Travellers on domestic flights will be allowed to carry a small quantity of cannabis once pot legal

Transport Minister Marc Garneau speaks to reporters during a press conference to discuss the tabling of the fall 2018 reports of the Environment Commissioner on Parliament Hill, in Ottawa on Tuesday, Oct. 2, 2018. (THE CANADIAN PRESS/Sean Kilpatrick)

Canada’s transport minister says travellers aboard domestic flights will be allowed to carry a small quantity of cannabis with them after Oct 17.

But Marc Garneau warns against packing it into luggage that’s destined outside the country. And the country’s airport screening authority says it has yet to finalize procedures for dealing with passengers taking pot through security lines.

Garneau says as long as they are on domestic flights, Canadians can bring up to 30 grams of marijuana with them once possession for personal use becomes legal.

The minister warns, however, that international passengers must abide by the laws of their country of destination.

Transport Canada says taking cannabis, or products that contain pot, across the U.S. border remains illegal.

READ MORE: Justice minister defends approval of roadside pot test as some police wary

While several American states have legalized marijuana, possession of the drug is still illegal under U.S. federal law.

“As long as the flight is domestic, then people are allowed to bring up to a certain quantity for their personal use,” Garneau told reporters in Ottawa on Tuesday.

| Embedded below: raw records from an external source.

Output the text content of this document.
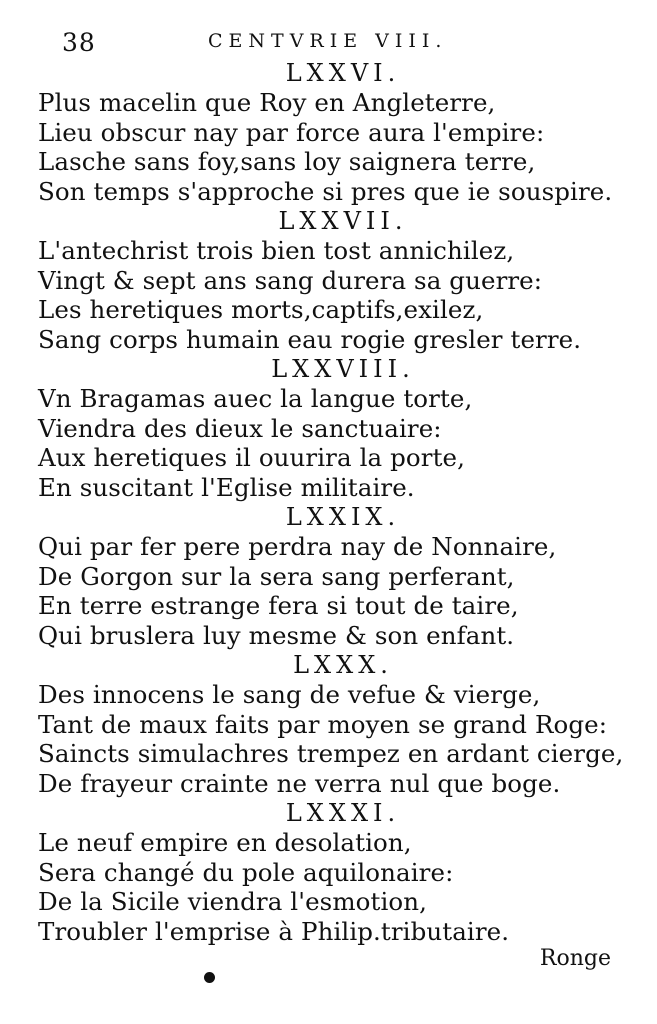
38	CENTVRIE VIII.
LXXVI.
Plus macelin que Roy en Angleterre,
Lieu obscur nay par force aura l'empire:
Lasche sans foy,sans loy saignera terre,
Son temps s'approche si pres que ie souspire.
LXXVII.
L'antechrist trois bien tost annichilez,
Vingt & sept ans sang durera sa guerre:
Les heretiques morts,captifs,exilez,
Sang corps humain eau rogie gresler terre.
LXXVIII.
Vn Bragamas auec la langue torte,
Viendra des dieux le sanctuaire:
Aux heretiques il ouurira la porte,
En suscitant l'Eglise militaire.
LXXIX.
Qui par fer pere perdra nay de Nonnaire,
De Gorgon sur la sera sang perferant,
En terre estrange fera si tout de taire,
Qui bruslera luy mesme & son enfant.
LXXX.
Des innocens le sang de vefue & vierge,
Tant de maux faits par moyen se grand Roge:
Saincts simulachres trempez en ardant cierge,
De frayeur crainte ne verra nul que boge.
LXXXI.
Le neuf empire en desolation,
Sera changé du pole aquilonaire:
De la Sicile viendra l'esmotion,
Troubler l'emprise à Philip.tributaire.
Ronge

“However, I would remind Canadians again that, if they are going on flights that cross into the United States or go to other countries, that the rules of that country where they are going are the rules that apply.”

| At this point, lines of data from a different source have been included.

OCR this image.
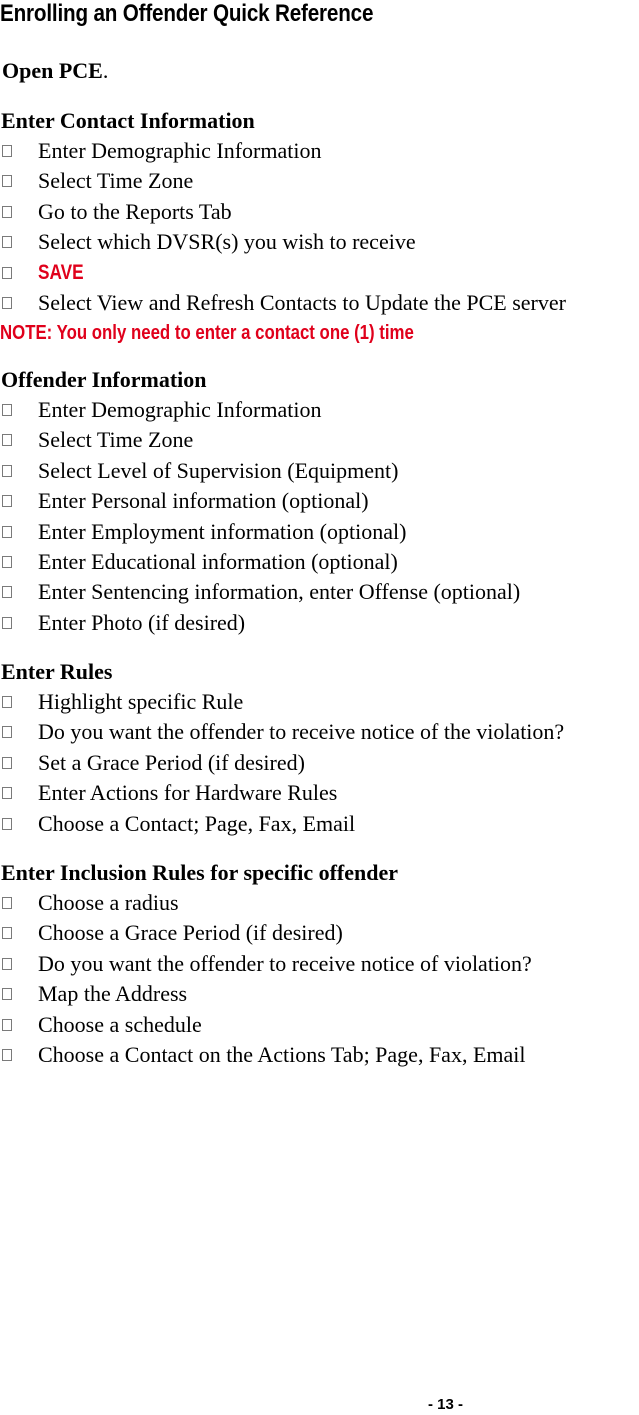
Enrolling an Offender Quick Reference
Open PCE.
Enter Contact Information
Enter Demographic Information
Select Time Zone
Go to the Reports Tab
Select which DVSR(s) you wish to receive
SAVE
Select View and Refresh Contacts to Update the PCE server
NOTE: You only need to enter a contact one (1) time
Offender Information
Enter Demographic Information
Select Time Zone
Select Level of Supervision (Equipment)
Enter Personal information (optional)
Enter Employment information (optional)
Enter Educational information (optional)
Enter Sentencing information, enter Offense (optional)
Enter Photo (if desired)
Enter Rules
Highlight specific Rule
Do you want the offender to receive notice of the violation?
Set a Grace Period (if desired)
Enter Actions for Hardware Rules
Choose a Contact; Page, Fax, Email
Enter Inclusion Rules for specific offender
Choose a radius
Choose a Grace Period (if desired)
Do you want the offender to receive notice of violation?
Map the Address
Choose a schedule
Choose a Contact on the Actions Tab; Page, Fax, Email
- 13 -
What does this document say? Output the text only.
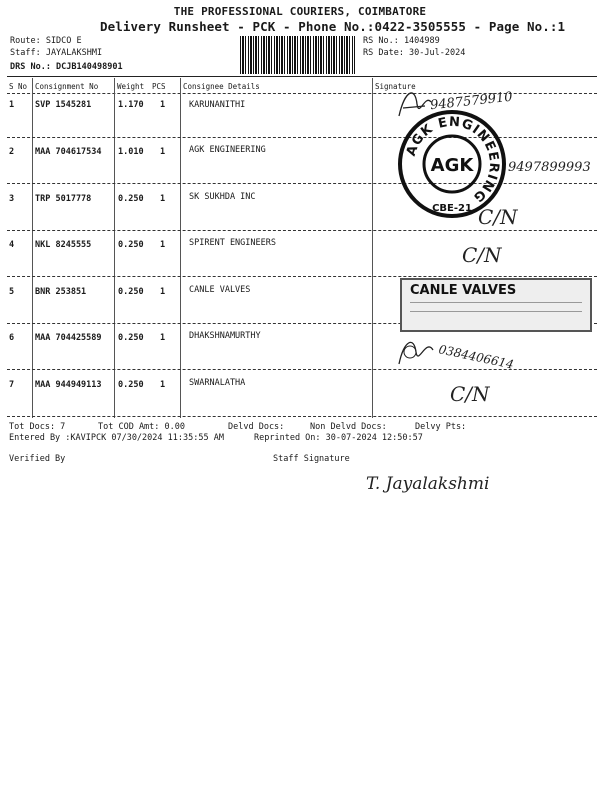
THE PROFESSIONAL COURIERS, COIMBATORE
Delivery Runsheet - PCK - Phone No.:0422-3505555 - Page No.:1
Route: SIDCO E
Staff: JAYALAKSHMI
DRS No.: DCJB140498901
RS No.: 1404989
RS Date: 30-Jul-2024
S No Consignment No	Weight PCS Consignee Details	Signature
1 SVP 1545281	1.170 1	KARUNANITHI
2 MAA 704617534 1.010 1	AGK ENGINEERING
3 TRP 5017778	0.250 1	SK SUKHDA INC
4 NKL 8245555	0.250 1	SPIRENT ENGINEERS
5 BNR 253851	0.250 1	CANLE VALVES
6 MAA 704425589 0.250 1	DHAKSHNAMURTHY
7 MAA 944949113 0.250 1	SWARNALATHA
9487579910
AGK ENGINEERING
AGK
CBE-21
9497899993
C/N
C/N
CANLE VALVES
0384406614
C/N
Tot Docs: 7	Tot COD Amt: 0.00	Delvd Docs:	Non Delvd Docs:	Delvy Pts:
Entered By :KAVIPCK 07/30/2024 11:35:55 AM	Reprinted On: 30-07-2024 12:50:57
Verified By	Staff Signature
T. Jayalakshmi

Under Bill C-45, Canadian adults will be allowed to carry up to 30 grams of dried cannabis in public.

The Canadian Air Transport Safety Authority said Tuesday it is still working to ensure its rules conform with the law.

“We have been working with Transport Canada since the government passed the cannabis legislation to ensure our protocols are consistent with government policy,” said CATSA spokeswoman Christine Langlois.

“We expect to finalize our procedures in the coming days.”